A Secretaria da Segurança Pública e o comando da PM informaram ontem, por meio de suas assessorias de imprensa, que não comentarão o assunto. Esse livro presta um enorme desserviço a uma idéia tão avançada como a do desarmamento, afirmou ontem o advogado Jairo Fonseca, presidente da comissão de direitos humanos da OAB (Ordem dos Advogados do Brasil) de São Paulo.
ExperiênciaOs cinco autores têm em comum mais que o livro lançado ontem, no Clube dos Oficiais da PM. Entre 89 e 94, todos fizeram parte do corpo de proteção pessoal do então governador Luiz Antonio Fleury Filho, onde se conheceram, e hoje trabalham juntos, em uma atividade irregular para policiais militares: são instrutores em uma empresa de segurança. Um dos proprietários da empresa, que possui um estande de tiro, é a mulher de um dos autores, o capitão Sérgio Olimpio Gomes. O regulamento da PM proíbe atividade profissional fora da corporação.
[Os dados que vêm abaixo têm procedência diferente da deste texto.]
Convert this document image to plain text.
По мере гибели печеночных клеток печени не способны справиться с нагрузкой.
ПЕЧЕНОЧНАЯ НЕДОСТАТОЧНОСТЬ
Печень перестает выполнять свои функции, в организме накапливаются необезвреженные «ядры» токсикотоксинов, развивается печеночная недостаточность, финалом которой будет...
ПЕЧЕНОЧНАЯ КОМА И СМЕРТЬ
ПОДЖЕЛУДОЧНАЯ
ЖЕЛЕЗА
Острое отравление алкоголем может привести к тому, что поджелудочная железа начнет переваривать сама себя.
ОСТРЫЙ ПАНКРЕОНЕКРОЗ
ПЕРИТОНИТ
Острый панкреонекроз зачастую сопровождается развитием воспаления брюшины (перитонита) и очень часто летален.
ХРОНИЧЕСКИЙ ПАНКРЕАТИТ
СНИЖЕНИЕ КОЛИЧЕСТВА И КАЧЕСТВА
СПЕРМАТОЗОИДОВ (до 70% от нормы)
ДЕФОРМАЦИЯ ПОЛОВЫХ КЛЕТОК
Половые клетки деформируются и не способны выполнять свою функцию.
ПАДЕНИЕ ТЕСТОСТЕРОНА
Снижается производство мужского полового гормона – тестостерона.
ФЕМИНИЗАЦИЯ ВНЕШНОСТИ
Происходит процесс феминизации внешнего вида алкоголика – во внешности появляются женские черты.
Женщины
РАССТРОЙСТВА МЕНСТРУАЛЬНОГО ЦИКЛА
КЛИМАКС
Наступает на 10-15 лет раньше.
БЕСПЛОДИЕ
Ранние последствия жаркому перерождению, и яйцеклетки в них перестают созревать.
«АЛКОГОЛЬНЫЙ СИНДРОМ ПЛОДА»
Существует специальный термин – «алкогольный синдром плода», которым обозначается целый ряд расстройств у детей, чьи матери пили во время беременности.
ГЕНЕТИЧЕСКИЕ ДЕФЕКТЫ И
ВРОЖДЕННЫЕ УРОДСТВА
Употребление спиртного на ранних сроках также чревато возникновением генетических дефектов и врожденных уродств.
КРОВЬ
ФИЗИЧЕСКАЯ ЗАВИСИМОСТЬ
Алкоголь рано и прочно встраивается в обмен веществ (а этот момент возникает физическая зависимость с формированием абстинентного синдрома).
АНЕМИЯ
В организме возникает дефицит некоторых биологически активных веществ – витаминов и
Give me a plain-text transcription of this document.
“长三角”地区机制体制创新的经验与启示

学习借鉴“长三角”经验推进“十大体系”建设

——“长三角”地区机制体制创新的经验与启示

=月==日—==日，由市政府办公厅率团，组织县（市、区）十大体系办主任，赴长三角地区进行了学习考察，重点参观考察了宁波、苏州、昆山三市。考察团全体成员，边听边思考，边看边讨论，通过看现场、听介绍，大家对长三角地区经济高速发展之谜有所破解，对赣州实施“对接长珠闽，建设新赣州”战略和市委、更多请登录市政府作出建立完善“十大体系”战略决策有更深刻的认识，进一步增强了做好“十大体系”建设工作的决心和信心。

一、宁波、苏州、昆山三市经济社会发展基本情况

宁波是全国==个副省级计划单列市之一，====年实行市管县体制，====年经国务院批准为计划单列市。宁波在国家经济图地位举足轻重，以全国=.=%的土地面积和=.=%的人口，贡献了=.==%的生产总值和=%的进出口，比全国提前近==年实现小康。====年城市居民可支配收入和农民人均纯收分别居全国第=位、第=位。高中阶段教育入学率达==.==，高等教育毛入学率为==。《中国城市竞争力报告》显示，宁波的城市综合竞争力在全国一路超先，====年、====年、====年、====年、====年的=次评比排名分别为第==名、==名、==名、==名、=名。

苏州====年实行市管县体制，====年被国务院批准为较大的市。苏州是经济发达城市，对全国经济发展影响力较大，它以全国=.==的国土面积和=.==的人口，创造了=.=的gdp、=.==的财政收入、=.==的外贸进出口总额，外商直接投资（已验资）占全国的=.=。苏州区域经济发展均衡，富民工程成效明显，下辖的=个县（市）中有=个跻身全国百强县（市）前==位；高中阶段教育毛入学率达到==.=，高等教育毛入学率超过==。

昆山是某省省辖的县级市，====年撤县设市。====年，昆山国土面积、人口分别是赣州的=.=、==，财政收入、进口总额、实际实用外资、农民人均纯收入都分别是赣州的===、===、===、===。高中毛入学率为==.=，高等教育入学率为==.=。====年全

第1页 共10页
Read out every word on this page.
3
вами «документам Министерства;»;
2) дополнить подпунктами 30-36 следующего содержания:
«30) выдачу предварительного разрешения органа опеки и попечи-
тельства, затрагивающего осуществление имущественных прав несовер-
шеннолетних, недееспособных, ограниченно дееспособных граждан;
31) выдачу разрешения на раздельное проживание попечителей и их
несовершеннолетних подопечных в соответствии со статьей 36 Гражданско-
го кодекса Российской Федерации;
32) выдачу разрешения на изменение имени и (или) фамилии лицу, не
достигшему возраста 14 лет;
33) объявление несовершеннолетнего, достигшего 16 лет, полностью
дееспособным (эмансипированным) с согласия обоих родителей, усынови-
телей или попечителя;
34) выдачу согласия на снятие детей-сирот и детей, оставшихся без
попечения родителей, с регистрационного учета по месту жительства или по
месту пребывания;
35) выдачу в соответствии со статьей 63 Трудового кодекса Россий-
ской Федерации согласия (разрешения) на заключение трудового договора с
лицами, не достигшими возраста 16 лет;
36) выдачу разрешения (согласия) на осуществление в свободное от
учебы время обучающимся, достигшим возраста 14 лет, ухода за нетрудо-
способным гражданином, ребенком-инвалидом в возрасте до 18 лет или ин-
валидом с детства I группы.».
O livro é dividido em cinco capítulos, quatro deles dedicados ao confronto armado com oponentes. As explicações das técnicas são acompanhadas de fotos dos próprios autores empunhando armas em várias posições. Estão previstos aí confrontos de dentro de veículos e dicas de procedimento para pessoas que trabalham como seguranças.
O único capítulo que não aborda o confronto é o quarto, que traz conceitos de prevenção em diversas situações: em casa, no trabalho, nos deslocamentos pela rua, nos caixas eletrônicos.